Jon Snyder, a Buffalo resident and former pilot for lake freighters says, "A few times [when I've been kayaking], I've had boats come right at me. I had to get my paddle up. I was afraid they were going to run me over.

 As more people take up kayaking, paddle boarding or boating as a hobby, the more proper and thorough safety training becomes important. A quick look at boating records shows:
  • 15 fatal boating accidents in Upstate NY in 2017
  • 440,000 boats registered in NYS
  • 33,000 boats registered in Erie and Niagara Counties
  • About one-third of boaters have taken a safety course
  • An estimated 20,000 people in Erie and Niagara Counties will have to take the course if legislation is enacted

Over the years, the state has gradually increased requirements to pilot a power boat but they're looking to make the regulations even tighter. Before the end of the session, state legislators are trying to pass Brianna’s Law which would require every person behind the wheel to take a safety course and pass a certification test within a year.

"The legislation is a really positive thing. I'm glad to see while it's come up several times in the years past, it really seems to have some momentum. Wherever they go, it's going to be an 8-hour classroom required class, with a multiple choice test taken at the end," said Hoffman.

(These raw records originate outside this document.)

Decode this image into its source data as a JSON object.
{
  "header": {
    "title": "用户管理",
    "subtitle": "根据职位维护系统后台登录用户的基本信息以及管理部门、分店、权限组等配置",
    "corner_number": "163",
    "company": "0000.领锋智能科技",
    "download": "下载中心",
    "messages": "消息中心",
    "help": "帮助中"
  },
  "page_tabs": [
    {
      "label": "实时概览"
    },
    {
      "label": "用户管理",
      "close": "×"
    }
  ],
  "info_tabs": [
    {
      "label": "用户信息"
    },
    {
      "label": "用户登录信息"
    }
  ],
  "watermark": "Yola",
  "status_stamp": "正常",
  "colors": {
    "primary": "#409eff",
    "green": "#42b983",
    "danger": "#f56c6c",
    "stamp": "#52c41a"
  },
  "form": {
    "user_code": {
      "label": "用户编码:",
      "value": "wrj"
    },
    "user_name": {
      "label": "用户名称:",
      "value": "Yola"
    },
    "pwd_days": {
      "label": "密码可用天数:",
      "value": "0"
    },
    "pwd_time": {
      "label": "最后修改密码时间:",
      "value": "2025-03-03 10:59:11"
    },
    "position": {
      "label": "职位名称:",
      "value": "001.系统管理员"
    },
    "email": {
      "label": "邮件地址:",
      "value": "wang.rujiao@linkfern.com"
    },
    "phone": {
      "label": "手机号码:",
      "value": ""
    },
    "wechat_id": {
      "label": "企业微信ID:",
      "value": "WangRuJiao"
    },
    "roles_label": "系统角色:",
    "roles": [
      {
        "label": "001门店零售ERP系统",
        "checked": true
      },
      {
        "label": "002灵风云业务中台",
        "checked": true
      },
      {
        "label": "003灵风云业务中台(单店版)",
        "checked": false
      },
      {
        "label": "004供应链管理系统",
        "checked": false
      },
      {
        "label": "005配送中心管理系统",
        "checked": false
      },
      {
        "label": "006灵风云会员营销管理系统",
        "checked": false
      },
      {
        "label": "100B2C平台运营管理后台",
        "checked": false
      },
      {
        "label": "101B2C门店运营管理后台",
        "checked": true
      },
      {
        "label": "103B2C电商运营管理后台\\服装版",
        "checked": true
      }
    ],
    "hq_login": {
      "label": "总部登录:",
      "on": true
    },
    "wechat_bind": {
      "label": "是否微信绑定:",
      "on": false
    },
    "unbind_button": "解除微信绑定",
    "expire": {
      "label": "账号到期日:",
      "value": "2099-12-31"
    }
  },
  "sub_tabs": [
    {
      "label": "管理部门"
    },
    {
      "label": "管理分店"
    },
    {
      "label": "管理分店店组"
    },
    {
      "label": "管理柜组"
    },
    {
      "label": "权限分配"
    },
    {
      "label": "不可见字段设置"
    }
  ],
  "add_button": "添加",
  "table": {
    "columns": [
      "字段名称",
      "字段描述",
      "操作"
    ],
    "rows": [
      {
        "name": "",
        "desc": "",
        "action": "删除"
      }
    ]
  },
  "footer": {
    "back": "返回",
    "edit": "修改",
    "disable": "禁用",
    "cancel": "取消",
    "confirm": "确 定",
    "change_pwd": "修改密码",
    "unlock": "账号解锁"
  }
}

There's widespread agreement and support for the proposed legislation, but there is concern about how those new laws would be implemented.

D. Scott Croft, the public affairs vice president of Boat Owners Association of the United States, said "There physically is not enough classroom courses to fulfill those tens of thousands of people taking a course, so it has to be accessible. By making everything in one year, it's a step backwards."

Hoffman added, "I only have myself and one other certified instructor to teach the America Safe Boating Course and we do need our instructors to be certified to meet the state standards. I would hope the legislature, in their wisdom, would at least give agencies some lead time to prepare for that year of intense teaching."

Hoffman says he expects at least 20,000 people would need to take the course in Erie and Niagara Counties alone.

For those would-be boaters looking to start preparing early, there are several options for taking the safety course. Boatus.org offers one for free online. 

The status of the bill in the Senate or Assembly can be checked online.